Kodak has long been regarded as the primary example of missed opportunity, they had everything they needed to dominate the digital photo business but failed to make strategic moves at the right time.

The Departed

There’s also a set of organisation from the 1992 list that no longer exist:

The Risers

There’s also a group of organisations on the current list that didn’t exist in 1992. Many of them are renowned for their use of technology, but technology isn’t necessarily the business they are in:

  • #29 – Amazon
  • #40 – Google
  • #172 – ebay
  • #242 – Facebook
  • #458 – Expedia
  • #474 – Netflix
  • #483 – saleforce.com

Not only did these organisations not exist in 1992, their type didn’t either.

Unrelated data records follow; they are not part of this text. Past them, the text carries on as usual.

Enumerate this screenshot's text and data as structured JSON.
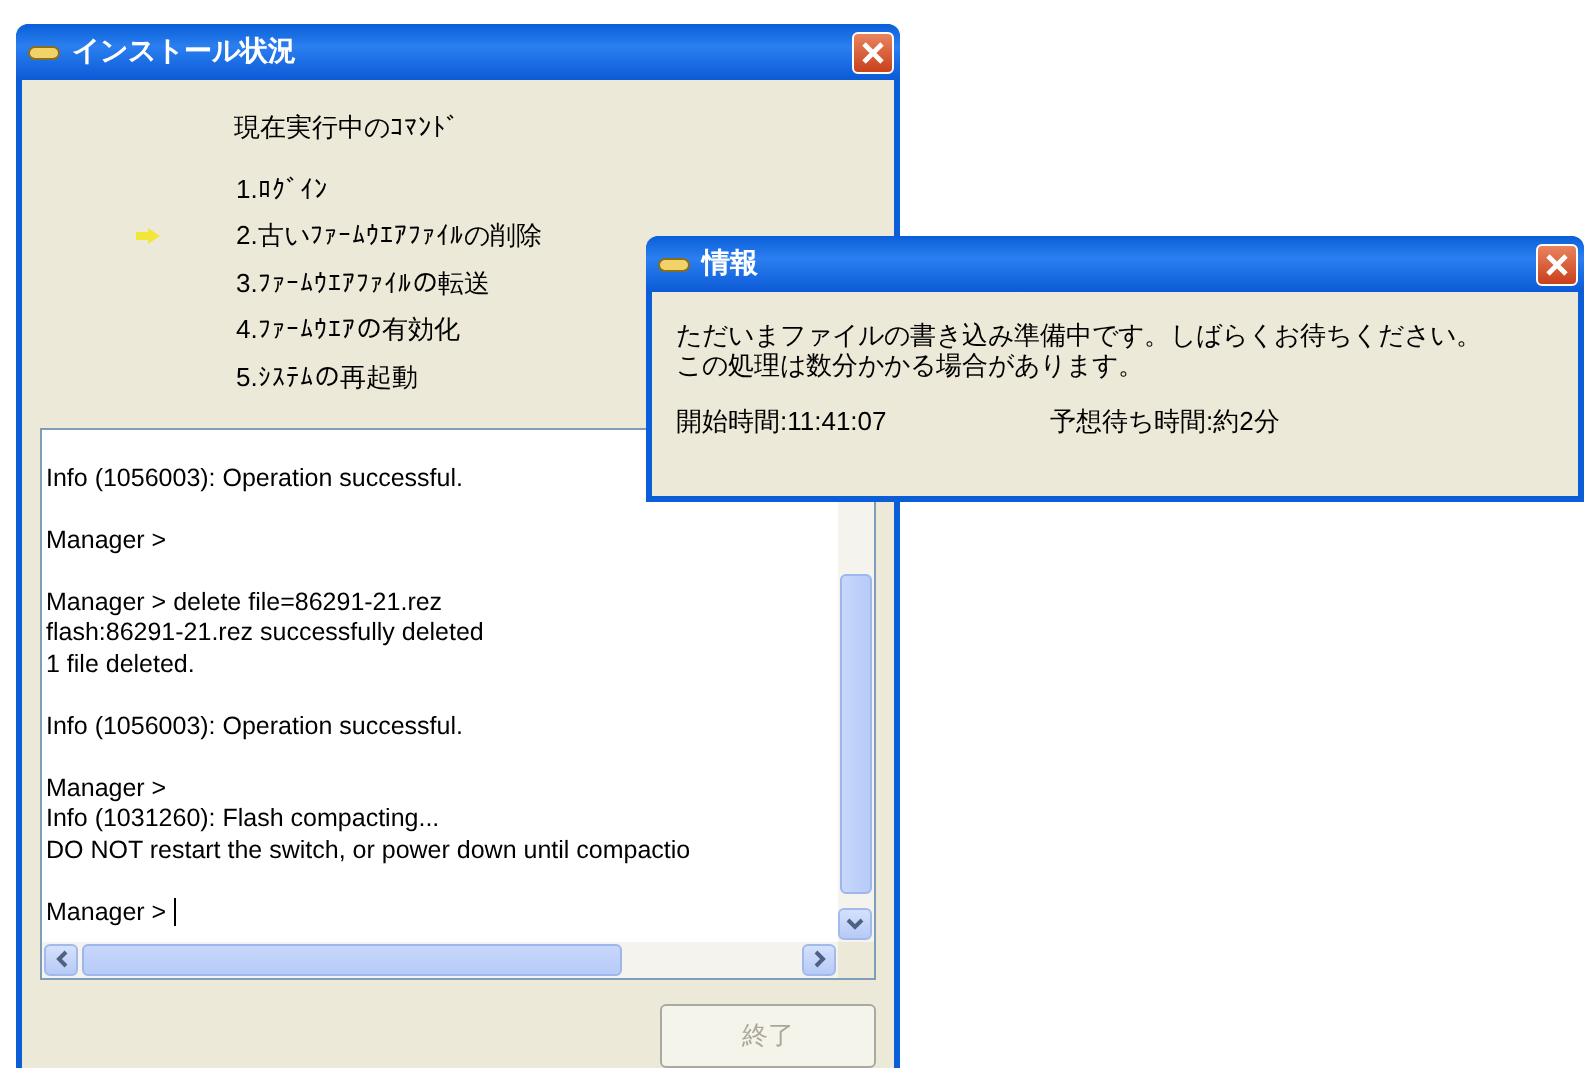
{
  "install_window": {
    "title": "インストール状況",
    "heading": "現在実行中のｺﾏﾝﾄﾞ",
    "steps": [
      {
        "label": "1.ﾛｸﾞｲﾝ",
        "current": false
      },
      {
        "label": "2.古いﾌｧｰﾑｳｴｱﾌｧｲﾙの削除",
        "current": true
      },
      {
        "label": "3.ﾌｧｰﾑｳｴｱﾌｧｲﾙの転送",
        "current": false
      },
      {
        "label": "4.ﾌｧｰﾑｳｴｱの有効化",
        "current": false
      },
      {
        "label": "5.ｼｽﾃﾑの再起動",
        "current": false
      }
    ],
    "log": [
      [
        "Info (1056003): Operation successful."
      ],
      [
        "Manager >"
      ],
      [
        "Manager > delete file=86291-21.rez",
        "flash:86291-21.rez successfully deleted",
        "1 file deleted."
      ],
      [
        "Info (1056003): Operation successful."
      ],
      [
        "Manager >",
        "Info (1031260): Flash compacting...",
        "DO NOT restart the switch, or power down until compactio"
      ],
      [
        "Manager >"
      ]
    ],
    "finish_button": {
      "label": "終了",
      "disabled": true
    }
  },
  "info_dialog": {
    "title": "情報",
    "message": [
      "ただいまファイルの書き込み準備中です。しばらくお待ちください。",
      "この処理は数分かかる場合があります。"
    ],
    "start_time": "開始時間:11:41:07",
    "expected_wait": "予想待ち時間:約2分"
  }
}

Amazon, Google, ebay, Facebook wouldn’t exist without technology, but they’re not really a technology organisation they are selling experiences that happen to use technology.

There are also some thoroughbred technology companies on the current list that weren’t there in 1992:

  • #60 – Cisco
  • #81 – Oracle
  • #121 – EMC
  • #405 – Symantec
  • #408 – SanDisk
  • #428 – NetApp

It’s worth noting that this list was compiled before Symantec split into two organisations and EMC was engulfed by Dell. The winds of change are blowing around these organisations.

The Others

Apple and Microsoft, who both existed, weren’t on the Fortune 500 list in 1992, today they are #5 and #31 respectively.

Dell was on the 1992 list at #490, but isn’t on the current list because it’s now a privately owned organisation and doesn’t declare it’s revenue or profit numbers.

Intel and Advanced Micro Devices (AMD) are unusual because they are on both lists. Intel has progressed from #106 in 1992 to #52 currently, AMD has moved from #295 down to #473.

HP appears on both list: #26 in 1992 – #19 now; this was before their split into two organisations.

The Rest of the World and China

I wanted to use the Global 500 for this post, but I couldn’t find an archive of that from 1992; I don’t even know whether it existed. The Fortune 500 only focusses on US listed organisations and that’s only a part of the story.

Looking at the current Global 500 shows us that whilst Silicon Valley has been the dominant innovation engine for the IT industry since before 1992 it no longer has it all its own way.

Some observations from the Global 500:

  • #13 – Samsung Electronics (Apple is at #15)
  • #31 – Hon Hai Precisions Industries – owner of Foxconn Technology (#32 is Allianz which is Europe’s largest insurer).
  • #55 – China Mobile Communications (#56 is BMW)
  • #160 – China Telecommunications (Intel is at #182)
  • #231 – Lenovo (#232 is Coca-Cola)

Alibaba Holding isn’t on the Global 500, but currently has a Market Capitalisation higher than Oracle, Intel and Cisco.

What I’ve Overlooked

I haven’t reflected much in this post on the massive change in telecommunication organisation, primarily because it’s not my field and it would need a whole post in its own right.

I’ve also chosen to overlook the increasing use of technology by companies such as Boeing, General Electric, JCB, Rolls Royce, Walmart and United Technologies. Technology is no longer a peripheral on the side of most organisation, it’s core to how they do what they do.

Concluding

It’s been great to look back and see what has changed.

I’ve not got much foresight to give other than the observation that things are continuing to change, making the right moves at the right time will define whether an organisation becomes Silicon Graphics, Xerox, Intel or Alibaba.

We always overestimate the change that will occur in the next two years and underestimate the change that will occur in the next ten. Don’t let yourself be lulled into inaction.